Die Raumsonde Kepler hat mittlerweile so viele Planetenkandidaten entdeckt, dass man interessante Statistiken gewinnen kann. Dazu werden die Beobachtungen von Kepler mit spektroskopischen Untersuchungen von der Erde kombiniert. Eine Arbeit ist der Frage nachgegangen, in wie weit die Existenz von erdähnlichen Planeten von der chemischen Zusammensetzung des Sternes abhängt.

In der Astronomie gelten alle Elemente jenseits von Helium als „Metalle“. Dies hängt damit zusammen, dass nur Wasserstoff und Helium in nennenswerten Umfang aus dem Urknall hervorgekommen sind. Alle höheren Elemente (für die Astronomen eben „Metalle“) sind später in Sternen entstanden. Somit konnten die ersten Sterngenerationen keine erdähnlichen Planeten besitzen, da ihre Elemente wie Eisen, Sauerstoff, Magnesium oder Silizium noch gar nicht existierten. Ab welcher Zeit aber gab es erdähnliche Planeten? Einen ersten Hinweis darauf liefern die Ergebnisse von Kepler: Untersucht wurde der „Metallgehalt“ der Sterne bei denen man erdähnliche Gesteinsplaneten gefunden hatte. Dabei stellte es sich heraus, dass auch bei Sternen, die nur ¼ des Metallgehalts der Sonne hatten, es Gesteinsplaneten gab. Das bedeutet, dass schon zu einer Zeit, als der „Metallgehalt“ der Sterne so gering war sich hätten erdähnliche Planeten bilden können – und damit lange vor unserer Sonne.

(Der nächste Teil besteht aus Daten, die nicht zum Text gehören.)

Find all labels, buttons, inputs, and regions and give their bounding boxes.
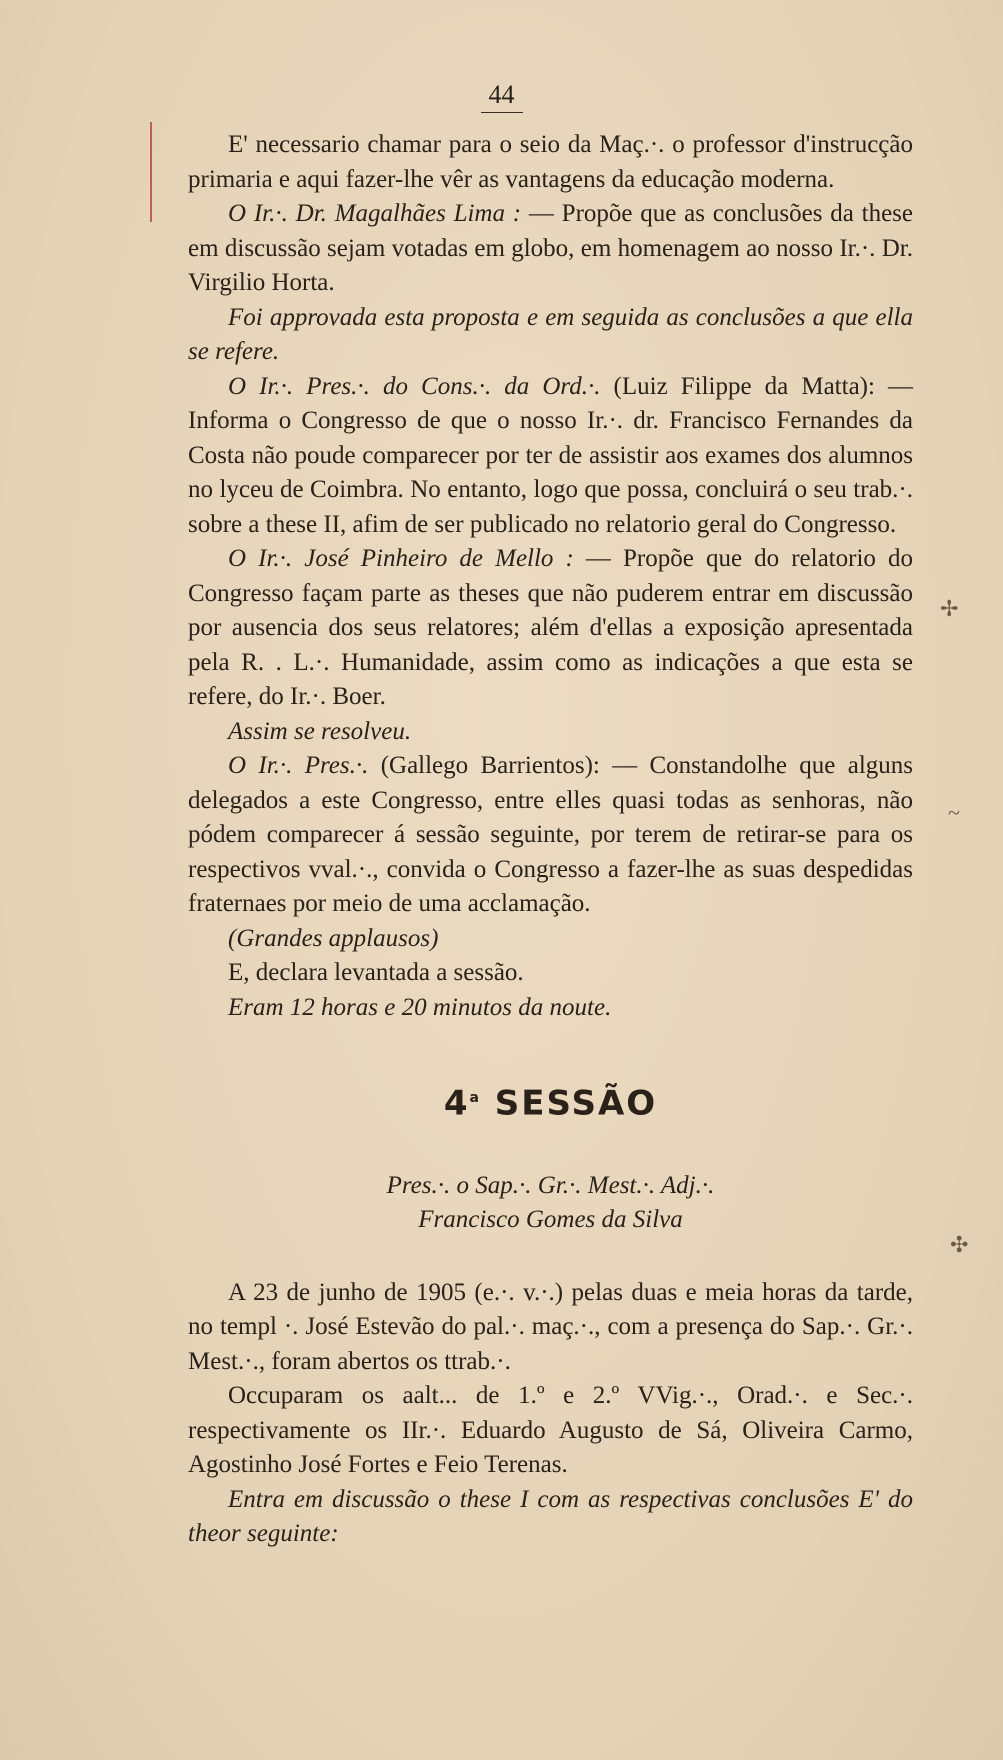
- decorative-ornament-3: ✣: [950, 1232, 969, 1257]
- presidency-line: Pres.·. o Sap.·. Gr.·. Mest.·. Adj.·.: [386, 1171, 715, 1199]
- margin-pencil-mark: [150, 122, 152, 222]
- paragraph-italic: (Grandes applausos): [228, 924, 439, 952]
- decorative-ornament-1: ✢: [940, 596, 959, 621]
- paragraph: E' necessario chamar para o seio da Maç.·. o professor d'instrucção primaria e aqui fazer-lhe vêr as vantagens da educação moderna.: [188, 131, 913, 193]
- main-text: [188, 128, 913, 1552]
- paragraph: E, declara levantada a sessão.: [228, 959, 524, 986]
- section-heading: [188, 1081, 913, 1124]
- paragraph-italic: Assim se resolveu.: [228, 717, 412, 745]
- paragraph-italic: Entra em discussão o these I com as respectivas conclusões E' do theor seguinte:: [188, 1485, 913, 1548]
- section-number: 4: [443, 1083, 470, 1124]
- section-title: SESSÃO: [494, 1083, 658, 1124]
- paragraph: O Ir.·. José Pinheiro de Mello : — Propõe que do relatorio do Congresso façam parte as theses que não puderem entrar em discussão por ausencia dos seus relatores; além d'ellas a exposição apresentada pela R. . L.·. Humanidade, assim como as indicações a que esta se refere, do Ir.·. Boer.: [188, 545, 913, 710]
- page-number: 44: [481, 80, 523, 113]
- paragraph-italic: Foi approvada esta proposta e em seguida as conclusões a que ella se refere.: [188, 303, 913, 365]
- decorative-ornament-2: ~: [948, 800, 960, 825]
- paragraph: O Ir.·. Pres.·. (Gallego Barrientos): — Constandolhe que alguns delegados a este Congresso, entre elles quasi todas as senhoras, não pódem comparecer á sessão seguinte, por terem de retirar-se para os respectivos vval.·., convida o Congresso a fazer-lhe as suas despedidas fraternaes por meio de uma acclamação.: [188, 752, 913, 917]
- paragraph: A 23 de junho de 1905 (e.·. v.·.) pelas duas e meia horas da tarde, no templ ·. José Estevão do pal.·. maç.·., com a presença do Sap.·. Gr.·. Mest.·., foram abertos os ttrab.·.: [188, 1278, 913, 1375]
- paragraph: O Ir.·. Dr. Magalhães Lima : — Propõe que as conclusões da these em discussão sejam votadas em globo, em homenagem ao nosso Ir.·. Dr. Virgilio Horta.: [188, 200, 913, 296]
- paragraph: Occuparam os aalt... de 1.º e 2.º VVig.·., Orad.·. e Sec.·. respectivamente os IIr.·. Eduardo Augusto de Sá, Oliveira Carmo, Agostinho José Fortes e Feio Terenas.: [188, 1382, 913, 1479]
- paragraph-italic: Eram 12 horas e 20 minutos da noute.: [228, 993, 612, 1021]
- paragraph: O Ir.·. Pres.·. do Cons.·. da Ord.·. (Luiz Filippe da Matta): — Informa o Congresso de que o nosso Ir.·. dr. Francisco Fernandes da Costa não poude comparecer por ter de assistir aos exames dos alumnos no lyceu de Coimbra. No entanto, logo que possa, concluirá o seu trab.·. sobre a these II, afim de ser publicado no relatorio geral do Congresso.: [188, 372, 914, 538]
- presidency-name: Francisco Gomes da Silva: [418, 1206, 683, 1234]
- section-ordinal: a: [469, 1090, 481, 1106]
- page-number-container: [0, 80, 1003, 113]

Ganz anders sieht der Zusammenhang von „Metallizität“ und dem Vorkommen von Gasplaneten wie Jupiter aus. Hier scheinen Gasplaneten erst möglich zu sein, wenn der Gehalt der Metalle fast den der Sonne erreicht. Somit legen die Ergebnisse nahe, dass es bei früheren Sterngenerationen schon Gesteinsplaneten gegeben haben könnte, aber noch keine Gasplaneten – ein intuitiv erstaunliches Ergebnis.   

 

Zeichnung eines jungen Sternes mit eine Gas- und Staubscheibe aus der sich Planeten bilden könnten.